Later this year, his company — backed by $65 million in venture capital funding — plans to offer a zero-carbon drywall called EcoRock. It looks and performs like traditional drywall and will be priced comparably, but it uses no heat in its creation. Instead, the mix of ingredients, which Surace would not disclose but said were mainly materials diverted from landfills, are heated through a chemical reaction. "This is brand-new materials science," he said.
He said that using EcoRock instead of gypsum drywall could reduce carbon dioxide emissions in nationwide by 25 billion pounds a year.
Beyond concrete and drywall, there is an explosion of promising new materials, from energy-harvesting glass to panels made from sorghum stalks and paint that cleans the air.
Traversing Brownell's Web site is like browsing through a catalogue of human ingenuity. A natural paint called Reben from the Suzuran Corporation in Japan contains scallop shell powder, which prevents mold, bacteria growth and the spread of flames, and titanium dioxide, which absorbs pollutants.
Want to cut down on waste? The Enviro Board Corporation in Westlake Village, California, makes low-cost, versatile building panels out of wheat straw and grass, while Kirei USA of San Diego makes woodlike panels made from sorghum stalks.
Some of the most interesting developments involve harvesting energy and sunlight in novel ways. Brownell points to "daylight delivery" systems, like the Parans Solar Lighting System by the Swedish company Parans. Its system works by collecting and intensifying sunlight on a rooftop like a solar panel, then transmitting it over a fiber optic network to unlit interior spaces for a remote-skylight effect.

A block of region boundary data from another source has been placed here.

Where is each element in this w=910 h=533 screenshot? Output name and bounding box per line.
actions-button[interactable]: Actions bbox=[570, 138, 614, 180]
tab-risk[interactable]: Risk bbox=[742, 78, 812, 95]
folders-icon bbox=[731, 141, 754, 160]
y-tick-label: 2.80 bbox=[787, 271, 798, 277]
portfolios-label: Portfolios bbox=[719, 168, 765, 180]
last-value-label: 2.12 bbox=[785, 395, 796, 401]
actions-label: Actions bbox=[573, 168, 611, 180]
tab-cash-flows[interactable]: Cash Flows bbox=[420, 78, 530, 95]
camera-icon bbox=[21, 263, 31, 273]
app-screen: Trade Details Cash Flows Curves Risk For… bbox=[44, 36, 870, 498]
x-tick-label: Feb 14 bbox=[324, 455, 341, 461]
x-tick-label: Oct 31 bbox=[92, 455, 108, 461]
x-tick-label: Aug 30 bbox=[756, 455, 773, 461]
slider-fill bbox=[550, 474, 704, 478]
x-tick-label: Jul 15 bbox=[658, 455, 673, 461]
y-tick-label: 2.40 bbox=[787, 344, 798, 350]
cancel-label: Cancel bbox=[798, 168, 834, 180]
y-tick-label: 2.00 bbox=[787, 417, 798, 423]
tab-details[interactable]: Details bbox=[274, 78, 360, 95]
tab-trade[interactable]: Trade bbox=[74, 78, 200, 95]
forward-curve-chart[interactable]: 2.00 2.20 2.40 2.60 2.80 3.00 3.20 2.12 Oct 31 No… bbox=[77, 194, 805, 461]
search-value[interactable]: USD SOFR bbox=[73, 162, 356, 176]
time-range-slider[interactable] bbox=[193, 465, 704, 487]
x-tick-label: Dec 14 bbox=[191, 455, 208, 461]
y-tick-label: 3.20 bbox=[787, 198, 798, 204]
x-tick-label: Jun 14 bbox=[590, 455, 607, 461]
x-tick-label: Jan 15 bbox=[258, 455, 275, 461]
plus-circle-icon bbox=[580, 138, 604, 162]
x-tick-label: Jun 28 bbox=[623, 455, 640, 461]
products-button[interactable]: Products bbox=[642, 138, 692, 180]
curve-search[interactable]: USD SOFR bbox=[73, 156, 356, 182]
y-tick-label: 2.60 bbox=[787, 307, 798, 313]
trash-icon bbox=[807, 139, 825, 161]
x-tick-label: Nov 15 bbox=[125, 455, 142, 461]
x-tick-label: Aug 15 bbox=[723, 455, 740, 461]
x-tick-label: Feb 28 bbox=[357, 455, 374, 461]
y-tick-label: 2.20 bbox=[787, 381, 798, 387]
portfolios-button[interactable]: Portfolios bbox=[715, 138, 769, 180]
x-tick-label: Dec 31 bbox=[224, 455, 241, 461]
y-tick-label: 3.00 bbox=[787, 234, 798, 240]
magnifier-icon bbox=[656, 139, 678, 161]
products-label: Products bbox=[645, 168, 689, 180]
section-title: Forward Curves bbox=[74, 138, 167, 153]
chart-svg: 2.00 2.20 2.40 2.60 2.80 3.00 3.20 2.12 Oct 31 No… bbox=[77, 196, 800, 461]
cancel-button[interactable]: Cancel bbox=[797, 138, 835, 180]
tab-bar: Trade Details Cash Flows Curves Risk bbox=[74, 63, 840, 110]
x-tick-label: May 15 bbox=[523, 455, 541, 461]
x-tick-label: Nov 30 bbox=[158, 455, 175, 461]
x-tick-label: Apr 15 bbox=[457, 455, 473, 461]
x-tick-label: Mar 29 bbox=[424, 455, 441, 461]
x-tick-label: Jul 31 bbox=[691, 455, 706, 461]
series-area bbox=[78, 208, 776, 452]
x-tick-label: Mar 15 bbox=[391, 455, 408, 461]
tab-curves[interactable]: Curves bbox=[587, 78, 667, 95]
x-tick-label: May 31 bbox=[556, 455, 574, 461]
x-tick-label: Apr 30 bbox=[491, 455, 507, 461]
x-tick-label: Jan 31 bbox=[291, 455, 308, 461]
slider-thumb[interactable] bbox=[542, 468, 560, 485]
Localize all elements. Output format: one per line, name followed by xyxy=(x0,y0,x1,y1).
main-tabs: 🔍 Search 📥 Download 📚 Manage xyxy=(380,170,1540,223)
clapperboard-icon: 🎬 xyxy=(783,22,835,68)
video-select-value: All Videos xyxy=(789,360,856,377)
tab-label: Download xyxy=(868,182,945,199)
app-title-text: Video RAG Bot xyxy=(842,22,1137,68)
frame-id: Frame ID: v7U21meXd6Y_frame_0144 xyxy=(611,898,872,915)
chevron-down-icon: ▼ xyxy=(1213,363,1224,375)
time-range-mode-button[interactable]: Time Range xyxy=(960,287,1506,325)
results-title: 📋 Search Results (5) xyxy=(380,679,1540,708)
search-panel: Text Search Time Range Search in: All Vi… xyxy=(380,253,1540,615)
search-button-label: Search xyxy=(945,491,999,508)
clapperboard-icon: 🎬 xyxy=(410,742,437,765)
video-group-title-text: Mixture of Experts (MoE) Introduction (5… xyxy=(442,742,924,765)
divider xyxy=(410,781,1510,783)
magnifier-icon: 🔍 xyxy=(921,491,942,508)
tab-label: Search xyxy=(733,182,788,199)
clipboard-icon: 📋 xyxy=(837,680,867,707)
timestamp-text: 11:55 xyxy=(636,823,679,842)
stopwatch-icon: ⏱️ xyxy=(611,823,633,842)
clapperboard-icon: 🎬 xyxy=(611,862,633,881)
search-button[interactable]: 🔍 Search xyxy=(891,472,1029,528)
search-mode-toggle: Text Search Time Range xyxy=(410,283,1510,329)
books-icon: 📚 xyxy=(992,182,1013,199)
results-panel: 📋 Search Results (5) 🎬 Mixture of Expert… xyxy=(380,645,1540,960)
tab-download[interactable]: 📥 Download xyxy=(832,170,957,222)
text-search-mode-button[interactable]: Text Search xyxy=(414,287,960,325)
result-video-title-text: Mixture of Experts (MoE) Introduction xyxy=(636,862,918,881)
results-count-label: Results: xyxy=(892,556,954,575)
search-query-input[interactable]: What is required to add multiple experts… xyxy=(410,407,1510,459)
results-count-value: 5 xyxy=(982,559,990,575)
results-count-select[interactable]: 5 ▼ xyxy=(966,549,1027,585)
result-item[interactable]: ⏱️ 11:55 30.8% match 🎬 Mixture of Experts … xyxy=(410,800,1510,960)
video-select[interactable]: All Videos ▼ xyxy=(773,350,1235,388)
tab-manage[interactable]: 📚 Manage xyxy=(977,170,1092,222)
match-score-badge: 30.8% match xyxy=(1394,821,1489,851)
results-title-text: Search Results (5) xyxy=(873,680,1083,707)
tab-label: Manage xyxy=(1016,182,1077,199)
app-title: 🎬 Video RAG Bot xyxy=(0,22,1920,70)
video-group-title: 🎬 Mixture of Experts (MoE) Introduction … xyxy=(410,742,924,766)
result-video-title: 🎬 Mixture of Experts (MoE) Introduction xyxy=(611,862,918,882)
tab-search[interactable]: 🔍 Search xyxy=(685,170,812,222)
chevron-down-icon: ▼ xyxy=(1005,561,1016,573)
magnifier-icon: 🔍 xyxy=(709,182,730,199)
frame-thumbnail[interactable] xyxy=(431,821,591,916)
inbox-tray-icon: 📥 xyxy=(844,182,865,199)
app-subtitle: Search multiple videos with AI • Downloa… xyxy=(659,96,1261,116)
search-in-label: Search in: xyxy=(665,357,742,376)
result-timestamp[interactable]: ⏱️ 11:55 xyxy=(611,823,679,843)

Then there was Brownell's "product of the week" last week: GreenPix, a zero-energy "media wall" designed by the architects Simone Giostra & Partners and the engineering company Arup. Designed for a Beijing entertainment center, it uses polycrystalline photovoltaic cells laminated within the building's glass facade to absorb solar energy that powers thousands of tiny light-emitting diodes.
In a similar spirit, the Eco-Curtain by Inaba Electric Works in Japan integrates miniwind turbines into a building's facade. A shopping center in Nagoya, Japan, outfitted with an Eco-Curtain incorporates 775 vertically placed windmills and produces an estimated 7,551 kilowatt-hours annually — enough, Brownell says, to power the shopping center's indoor lighting.
"Buildings can play a much broader role in harvesting energy," Brownell said. And not just new buildings. He also envisions retrofitting existing facades with energy-harvesting materials. In the future, he muses, "we may look at city skylines and see gold in them thar facades."